Gabriel Rodriguez
O termo "demônio" carrega um peso histórico e cultural profundo, reverberando em nossas sociedades de maneira que muitas vezes escapam à consciência coletiva. Este conceito, alimentado por narrativas religiosas e mitológicas, tem se tornado uma ferramenta de controle, promovendo o medo e a subserviência. No entanto, é fundamental questionar: por que precisamos desse conceito para reconhecer a divindade em nossas vidas? E, mais importante, o que ganhamos ao libertar-nos dessa ideia demonizadora?
A respeito destas acepções tratei no texto: Demônio, Satã, lucífer um conceito complexo e perverso: na igreja e fora dela!
A figura do demônio remonta a tradições antigas, incluindo o zoroastrismo, onde o mundo é visto como um campo de batalha entre as forças do bem e do mal. Essa dualidade foi absorvida por várias culturas ao longo da história, incluindo os judeus, que, ao entrarem em contato com o zoroastrismo durante o exílio babilônico, incorporaram elementos dessa visão dualista em suas tradições que perpetuou no Cristianismo e Islamismo, em subsequente. Curiosamente, dentro da tradição judaica, existe a crença de que Deus e o Diabo são, na verdade, aspectos de uma mesma entidade. Essa visão sugere que o mau tem um papel necessário na criação, funcionando como um teste ou uma provação, um opositor (satã) no intuito educativo da evolução moral humana.
Essas crenças coletivas sobre a figura do Diabo, Demônio e Satanás têm sido usadas para manipular a psique humana, gerando um estado de medo que desencadeia comportamentos destrutivos, refletidos em conflitos, desigualdade e desespero.
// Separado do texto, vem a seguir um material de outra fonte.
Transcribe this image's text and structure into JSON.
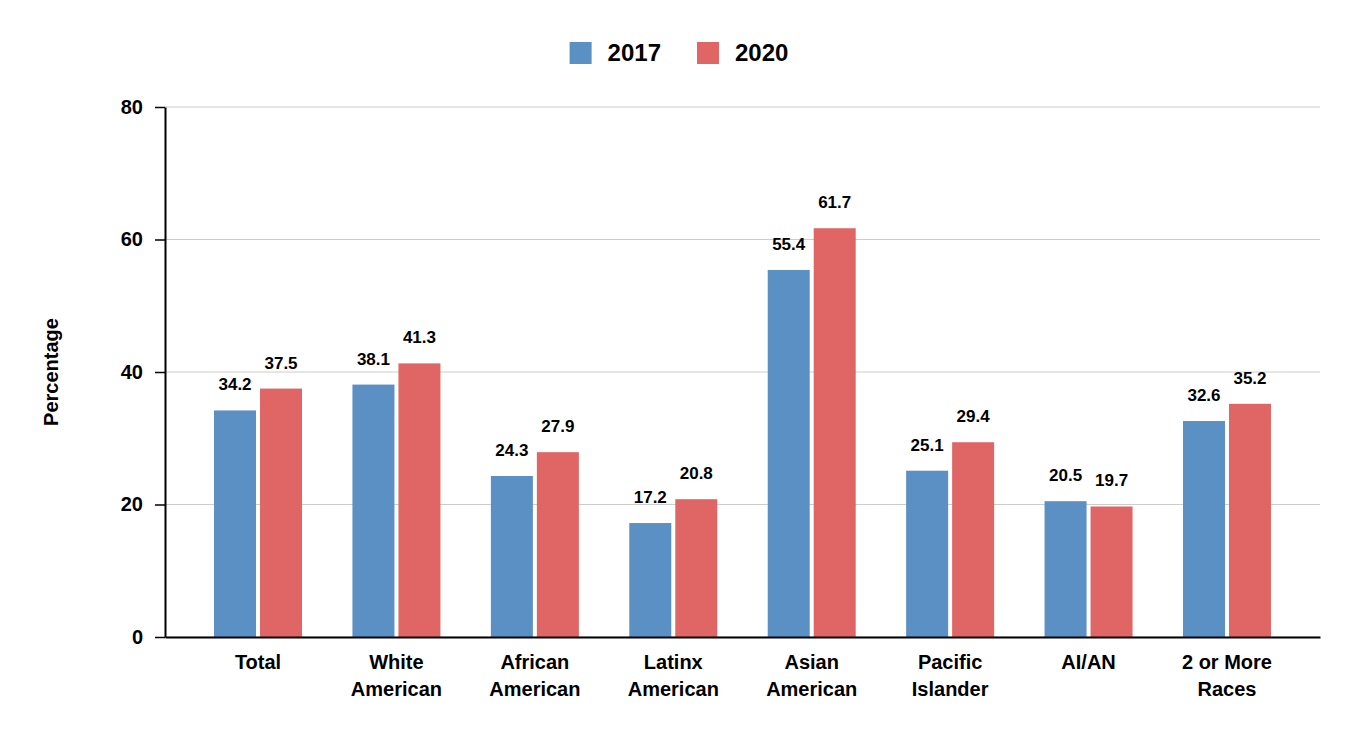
{
  "chart_data": {
    "type": "bar",
    "y_label": "Percentage",
    "categories": [
      "Total",
      "White American",
      "African American",
      "Latinx American",
      "Asian American",
      "Pacific Islander",
      "AI/AN",
      "2 or More Races"
    ],
    "series": [
      {
        "name": "2017",
        "color": "#5b90c4",
        "values": [
          34.2,
          38.1,
          24.3,
          17.2,
          55.4,
          25.1,
          20.5,
          32.6
        ]
      },
      {
        "name": "2020",
        "color": "#e06666",
        "values": [
          37.5,
          41.3,
          27.9,
          20.8,
          61.7,
          29.4,
          19.7,
          35.2
        ]
      }
    ],
    "ylim": [
      0,
      80
    ],
    "yticks": [
      0,
      20,
      40,
      60,
      80
    ],
    "grid": true,
    "legend": "top",
    "data_labels": true
  }
}
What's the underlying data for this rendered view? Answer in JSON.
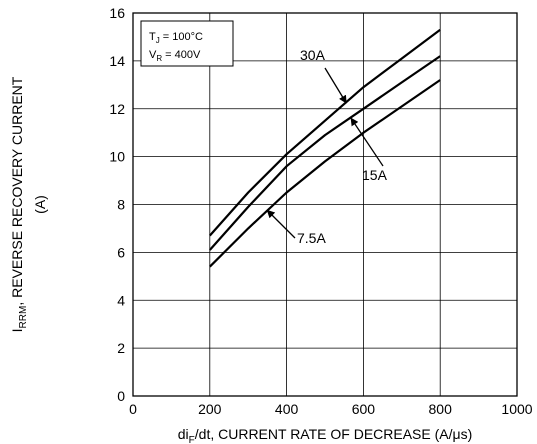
{
  "chart_data": {
    "type": "line",
    "xlabel_parts": [
      "di",
      "F",
      "/dt, CURRENT RATE OF DECREASE (A/μs)"
    ],
    "ylabel_parts": [
      "I",
      "RRM",
      ", REVERSE RECOVERY CURRENT"
    ],
    "ylabel_unit": "(A)",
    "xlim": [
      0,
      1000
    ],
    "ylim": [
      0,
      16
    ],
    "xticks": [
      0,
      200,
      400,
      600,
      800,
      1000
    ],
    "yticks": [
      0,
      2,
      4,
      6,
      8,
      10,
      12,
      14,
      16
    ],
    "grid": true,
    "conditions": {
      "tj": [
        "T",
        "J",
        " = 100°C"
      ],
      "vr": [
        "V",
        "R",
        " = 400V"
      ]
    },
    "series": [
      {
        "name": "30A",
        "x": [
          200,
          300,
          400,
          500,
          600,
          700,
          800
        ],
        "y": [
          6.7,
          8.5,
          10.1,
          11.5,
          12.9,
          14.1,
          15.3
        ]
      },
      {
        "name": "15A",
        "x": [
          200,
          300,
          400,
          500,
          600,
          700,
          800
        ],
        "y": [
          6.1,
          7.9,
          9.6,
          10.9,
          12.0,
          13.1,
          14.2
        ]
      },
      {
        "name": "7.5A",
        "x": [
          200,
          300,
          400,
          500,
          600,
          700,
          800
        ],
        "y": [
          5.4,
          7.0,
          8.5,
          9.8,
          11.0,
          12.1,
          13.2
        ]
      }
    ]
  }
}
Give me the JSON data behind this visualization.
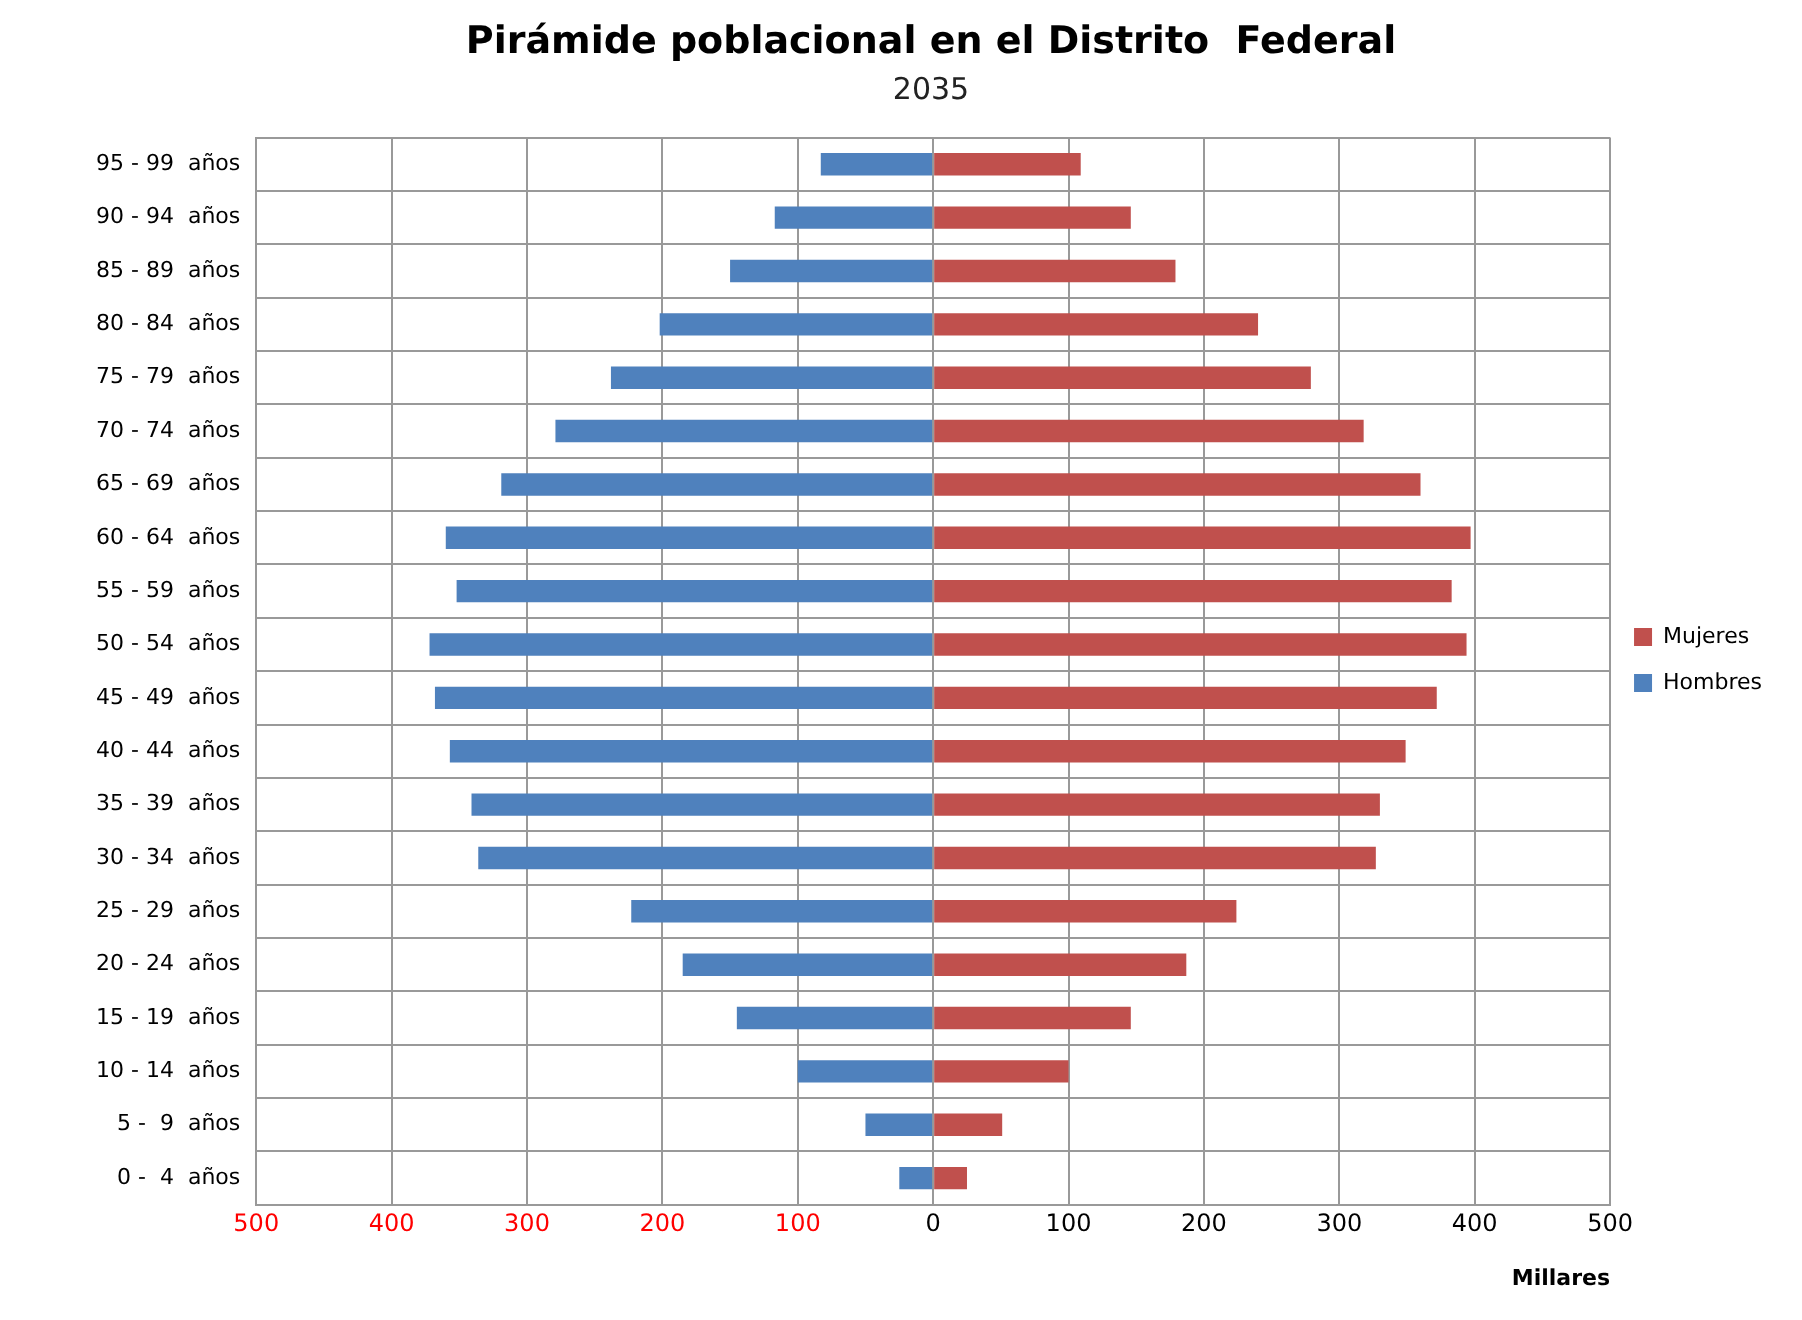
{
  "chart_data": {
    "type": "bar",
    "orientation": "horizontal",
    "stacked": true,
    "title": "Pirámide poblacional en el Distrito  Federal",
    "subtitle": "2035",
    "xlabel": "Millares",
    "categories": [
      "95 - 99  años",
      "90 - 94  años",
      "85 - 89  años",
      "80 - 84  años",
      "75 - 79  años",
      "70 - 74  años",
      "65 - 69  años",
      "60 - 64  años",
      "55 - 59  años",
      "50 - 54  años",
      "45 - 49  años",
      "40 - 44  años",
      "35 - 39  años",
      "30 - 34  años",
      "25 - 29  años",
      "20 - 24  años",
      "15 - 19  años",
      "10 - 14  años",
      "5 -  9  años",
      "0 -  4  años"
    ],
    "series": [
      {
        "name": "Mujeres",
        "color": "#c0504d",
        "values": [
          109,
          146,
          179,
          240,
          279,
          318,
          360,
          397,
          383,
          394,
          372,
          349,
          330,
          327,
          224,
          187,
          146,
          100,
          51,
          25
        ]
      },
      {
        "name": "Hombres",
        "color": "#4f81bd",
        "values": [
          -83,
          -117,
          -150,
          -202,
          -238,
          -279,
          -319,
          -360,
          -352,
          -372,
          -368,
          -357,
          -341,
          -336,
          -223,
          -185,
          -145,
          -100,
          -50,
          -25
        ]
      }
    ],
    "xlim": [
      -500,
      500
    ],
    "xticks": [
      {
        "value": -500,
        "label": "500"
      },
      {
        "value": -400,
        "label": "400"
      },
      {
        "value": -300,
        "label": "300"
      },
      {
        "value": -200,
        "label": "200"
      },
      {
        "value": -100,
        "label": "100"
      },
      0,
      100,
      200,
      300,
      400,
      500
    ],
    "grid": true,
    "legend": "right"
  }
}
Esse clima de pânico e insegurança afeta as ações cotidianas das pessoas, que muitas vezes agem de maneira inconsciente, guiadas por um medo internalizado dos "poderes" que julgam governar suas vidas. Assim, a espiritualidade, em vez de proporcionar conforto e conexão, se transforma em uma fonte de opressão/medo.
Libertar-se dessa necessidade de um Demônio para validar a presença de Deus é um passo crucial na evolução espiritual. Precisamos urgentemente desconstruir a ideia de que a fé só pode existir em oposição ao mal, e algo remoto de uma educação tradicional do medo e da culpa, castigar para educar, como animais sendo adestrados, no que parece, no século XXI, não cabem mais. A noção de que a bondade precisa de um antagonista para ser compreendida é uma crença limitante que nos mantém presos a uma visão binária do mundo não mais necessária. Em um contexto onde a "espiritualidade" é muitas vezes vista como uma luta constante contra forças externas, a verdadeira essência do divino se torna obscurecida.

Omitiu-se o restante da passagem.